Results from the Apollo Passive Seismic Experiment (Latham et al., 1977)
- Source document: 1977-latham-apollo-passive-seismic-results-ntrs-19780005006.txt
— text edition (user-extracted, page-tagged), with the extraction’s
structural metadata kept as the sibling
....json. The scanned original (13 pp) is not stored; it lives at NTRS 19780005006 (direct PDF). - Original: G. Latham, Y. Nakamura, J. Dorman, F. Duennebier, M. Ewing, and D. Lammlein (Marine Science Institute, Univ. of Texas, Galveston), “Results from the Apollo Passive Seismic Experiment,” in Cosmochemistry of the Moon and Planets (NASA SP-370), 1977, pp. 390 ff. (Contribution No. 44 of the Marine Science Institute.)
Summary
Section titled “Summary”The PSE team’s network-era results paper — the citable statement of what the seismometers the Apollo crews left behind actually found. It reviews the Apollo Seismic Network (the RTG-powered stations of missions 12/14/15/16, completed April 1974) and reports the headline findings: an extraordinarily quiet Moon, a small population of moonquakes in three classes, and a differentiated interior with a crust, a thick cumulate mantle layer, and a probably molten small core. For this library it is the experiment’s “what happened next,” closing the arc the Apollo 11 station opened.
Key takeaways
Section titled “Key takeaways”- The Apollo 11 station’s fate, stated plainly: “powered by solar cells and intended for operation only during the lunar day, [it] failed after exposure to the first nighttime period.” The four later, RTG-powered stations form the network (16 seismometers, all but two still operating; ~10-yr expected station lifetimes).
- The Moon is seismically quiet — with numbers. Surface noise is so low the instruments run at ~20-million magnification, “two to three orders of magnitude higher than can normally be used on Earth,” detecting motions of ~½ ångström.
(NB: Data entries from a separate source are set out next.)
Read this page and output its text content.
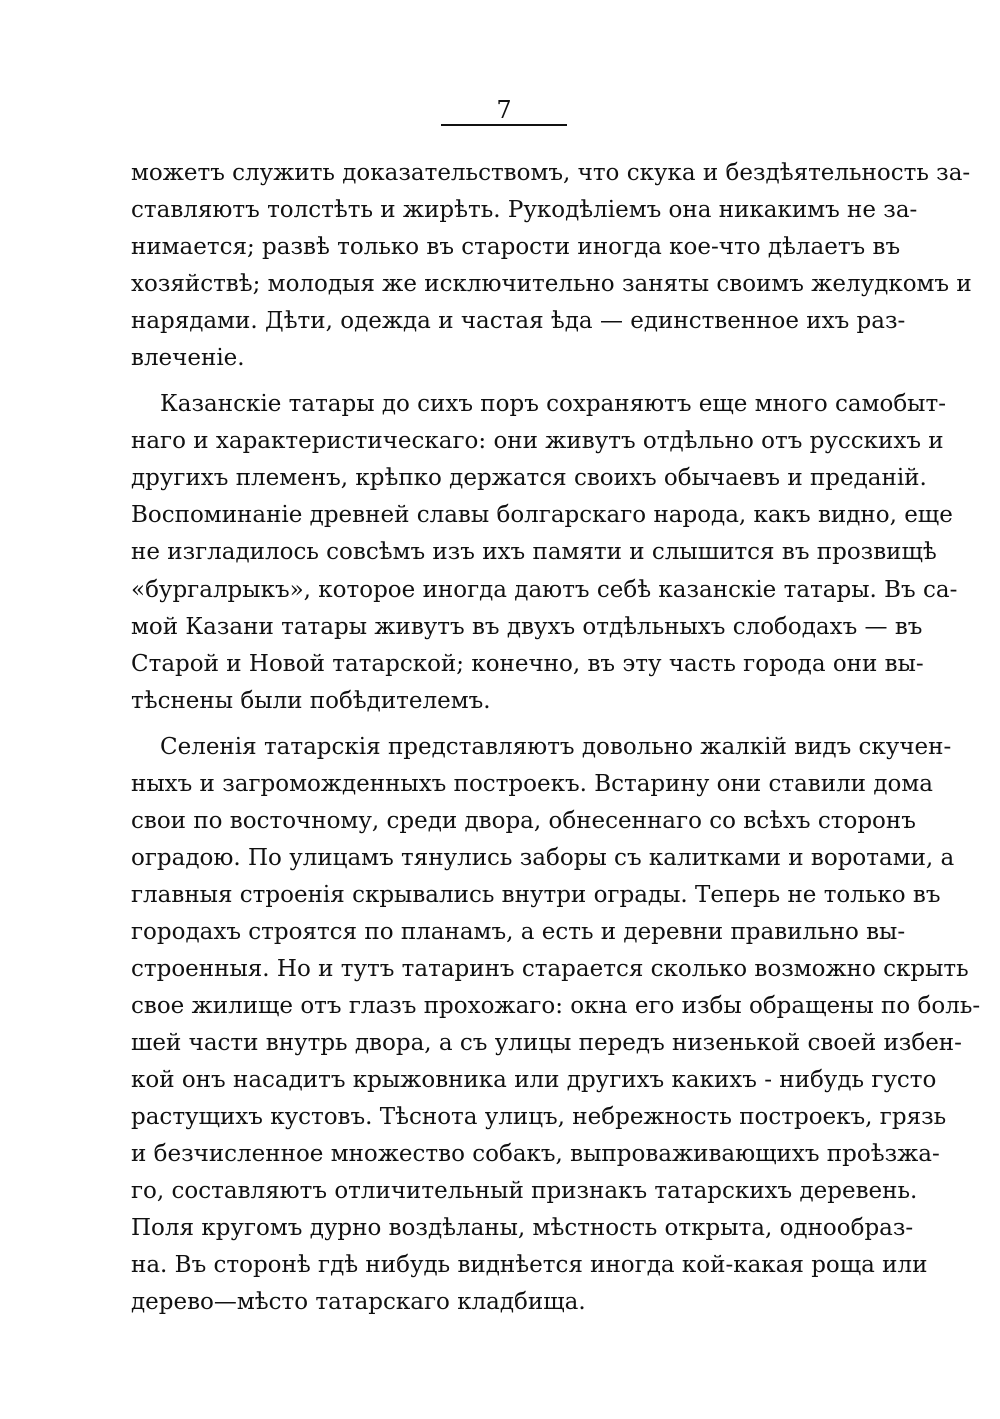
7
можетъ служить доказательствомъ, что скука и бездѣятельность за-
ставляютъ толстѣть и жирѣть. Рукодѣліемъ она никакимъ не за-
нимается; развѣ только въ старости иногда кое-что дѣлаетъ въ
хозяйствѣ; молодыя же исключительно заняты своимъ желудкомъ и
нарядами. Дѣти, одежда и частая ѣда — единственное ихъ раз-
влеченіе.
Казанскіе татары до сихъ поръ сохраняютъ еще много самобыт-
наго и характеристическаго: они живутъ отдѣльно отъ русскихъ и
другихъ племенъ, крѣпко держатся своихъ обычаевъ и преданій.
Воспоминаніе древней славы болгарскаго народа, какъ видно, еще
не изгладилось совсѣмъ изъ ихъ памяти и слышится въ прозвищѣ
«бургалрыкъ», которое иногда даютъ себѣ казанскіе татары. Въ са-
мой Казани татары живутъ въ двухъ отдѣльныхъ слободахъ — въ
Старой и Новой татарской; конечно, въ эту часть города они вы-
тѣснены были побѣдителемъ.
Селенія татарскія представляютъ довольно жалкій видъ скучен-
ныхъ и загроможденныхъ построекъ. Встарину они ставили дома
свои по восточному, среди двора, обнесеннаго со всѣхъ сторонъ
оградою. По улицамъ тянулись заборы съ калитками и воротами, а
главныя строенія скрывались внутри ограды. Теперь не только въ
городахъ строятся по планамъ, а есть и деревни правильно вы-
строенныя. Но и тутъ татаринъ старается сколько возможно скрыть
свое жилище отъ глазъ прохожаго: окна его избы обращены по боль-
шей части внутрь двора, а съ улицы передъ низенькой своей избен-
кой онъ насадитъ крыжовника или другихъ какихъ - нибудь густо
растущихъ кустовъ. Тѣснота улицъ, небрежность построекъ, грязь
и безчисленное множество собакъ, выпроваживающихъ проѣзжа-
го, составляютъ отличительный признакъ татарскихъ деревень.
Поля кругомъ дурно воздѣланы, мѣстность открыта, однообраз-
на. Въ сторонѣ гдѣ нибудь виднѣется иногда кой-какая роща или
дерево—мѣсто татарскаго кладбища.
Total annual moonquake energy release is < 10¹⁵ ergs/yr — about nine orders of magnitude below Earth’s; with terrestrial-sensitivity instruments “we would have recorded no moonquakes at all.”
- Three classes of moonquakes plus impacts: rare but energetic high-frequency shallow events (11 identified in 3 years — the largest natural signals recorded); numerous tiny deep moonquakes (max Richter ~2) concentrated at 600–800 km depth, whose occurrence shows tidal periodicities — “tides play a dominant role” in generating them; and near-surface thermal moonquakes tracking the day-night temperature cycle. Several hundred meteoroid impacts register per station per year, with the Saturn S-IVB stage impacts used as calibration shots.
- A differentiated interior: primitive differentiation of the outer shell to ~300 km; best crust model 40–80 km thick (anorthositic gabbro grading to gabbro) over an ~250-km olivine-pyroxene cumulate; and a central region presently molten to a radius of 200–300 km (missing/attenuated shear waves from far-side events), with iron or iron sulphide the best core candidate. Short accretion times are implied if accretional energy did the early melting.